Recently a link was referenced that discussed how serial sectioning of brains is being automated: http://www.mcb.harvard.edu/lichtman/ATLUM/ATLUM_web.htm I have a question about this. Will this technology yield a model of the dynamics of brain activity or will it be another taxonomy of brain structures? It seems that dynamics are completely missing from the narrative about scanning and uploading our brains into Turing Machines. How exactly is a topological map of the structure of the brain contain any information about the specifics of brain activity? At best it might allow us to toss out models of dynamics that have implications that would contradict the topology structure, but nothing at all about how the topologies evolve.
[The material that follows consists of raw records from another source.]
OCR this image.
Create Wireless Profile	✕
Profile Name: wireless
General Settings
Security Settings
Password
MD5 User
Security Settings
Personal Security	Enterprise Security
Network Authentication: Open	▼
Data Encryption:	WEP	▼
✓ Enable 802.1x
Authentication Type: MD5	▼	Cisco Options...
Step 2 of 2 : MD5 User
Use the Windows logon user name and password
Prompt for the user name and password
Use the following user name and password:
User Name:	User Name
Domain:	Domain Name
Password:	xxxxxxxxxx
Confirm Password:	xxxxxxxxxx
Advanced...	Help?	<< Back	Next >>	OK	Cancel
I don't find the references now, but I remember having read that some animal, like frogs, can freeze and resume the brain activity after that. Some experience on rat shows that long term memory is preserved in freezing, and that during freezing the activity of the brain is really near zero. Short term memory is not. A cryogenized person might survive with an amnesia of the last 5-6 minutes. The dynamic of the brain is coded in the neurotransmitter concentrations, not in the ionic potential along the axions. That might be an argument for saying that the comp subst. level *might* be high.

Bruno

http://iridia.ulb.ac.be/~marchal/




Hi Bruno,

Freezing would not always destroy the potentials that generate the dynamics, thus momentum information is preserved. The microtome is measuring pure positions of the neurotransmiters, etc. Even if we have a precise map of all the molecules, that information is conjugate to the momentum information. To copy a mind we need both, thus the conjugacy makes faithfull copying and uploading impossible. There is an inherent upper bound on the resolution of the scan thus indeterminacy and therefore, as you argue, we only bet that the copy has 1p continuity (bijective isomorphism or faithful homeomorphism) with the original. I believe that this is a key feature of your result.

Onward!

Stephen


But this is exactly the point Tegmark addresses in his paper. The temperature of the brain is such that the thermal induced uncertainity of orders of magnitude above the QM limit. So faithful copying at the quantum limit cannot be relevant.